Preoccupied by his immediate social surroundings, Maloney’s new body of paintings present images of city and suburban life against a backdrop of housing estates, shopping precincts, office blocks, schools and museums. Looking at institutions and environments created within a utopian concept, Maloney identifies and enjoys the opposition between what the state has provided and how people have been able to live within it. A sense of celebration pervades much of the work, emphasised by the use of intensely bright colour and oblique reference to a pastoral idyll.
Maloney paints instinctively, drawing on memory and casual observation, without preliminary studies or any conception of the final outcome. The works are painted directly with an uninhibited gestural energy. These paintings operate as snap shots of the urban landscape. Complex in pictorial space and varied in composition, they echo the discordance of the mass and jumble of the real world. Decoration and patterning function both as a depiction of clothing, buildings, trees, flowers and as structural devices that create a believable, actual space occupied by real people.
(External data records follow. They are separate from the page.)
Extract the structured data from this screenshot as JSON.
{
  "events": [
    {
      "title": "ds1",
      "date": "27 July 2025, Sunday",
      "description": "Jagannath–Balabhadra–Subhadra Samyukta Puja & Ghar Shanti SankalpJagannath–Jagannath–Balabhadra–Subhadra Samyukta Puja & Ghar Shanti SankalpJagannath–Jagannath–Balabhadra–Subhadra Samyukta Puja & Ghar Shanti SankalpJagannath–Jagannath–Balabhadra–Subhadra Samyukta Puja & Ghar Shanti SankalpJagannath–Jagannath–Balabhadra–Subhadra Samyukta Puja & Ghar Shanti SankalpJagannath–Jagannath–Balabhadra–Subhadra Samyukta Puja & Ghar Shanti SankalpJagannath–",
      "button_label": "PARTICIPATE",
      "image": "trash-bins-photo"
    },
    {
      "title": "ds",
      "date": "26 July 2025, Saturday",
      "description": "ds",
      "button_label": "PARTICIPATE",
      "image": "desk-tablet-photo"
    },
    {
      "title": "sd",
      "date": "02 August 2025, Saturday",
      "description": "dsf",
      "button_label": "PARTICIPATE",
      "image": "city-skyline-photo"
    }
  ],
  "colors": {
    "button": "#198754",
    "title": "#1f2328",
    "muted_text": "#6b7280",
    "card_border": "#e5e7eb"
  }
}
Throughout his career, Maloney has continued to make work at once obvious, apparently simple and yet deceptively complex. The inherent narrative is determined by the viewer who brings his or her own ideas and understanding to it. This ambiguity is apparent in his titles, for example Saplings, which refers at once to the trussed up young trees, and also to the adolescent girls who dominate the foreground. In Public Sculpture, three women, perhaps office girls on their lunch break, pose, reminiscent of recumbent Henry Moore figures, the actual public sculpture only just visible in the distance, outside their municipal building.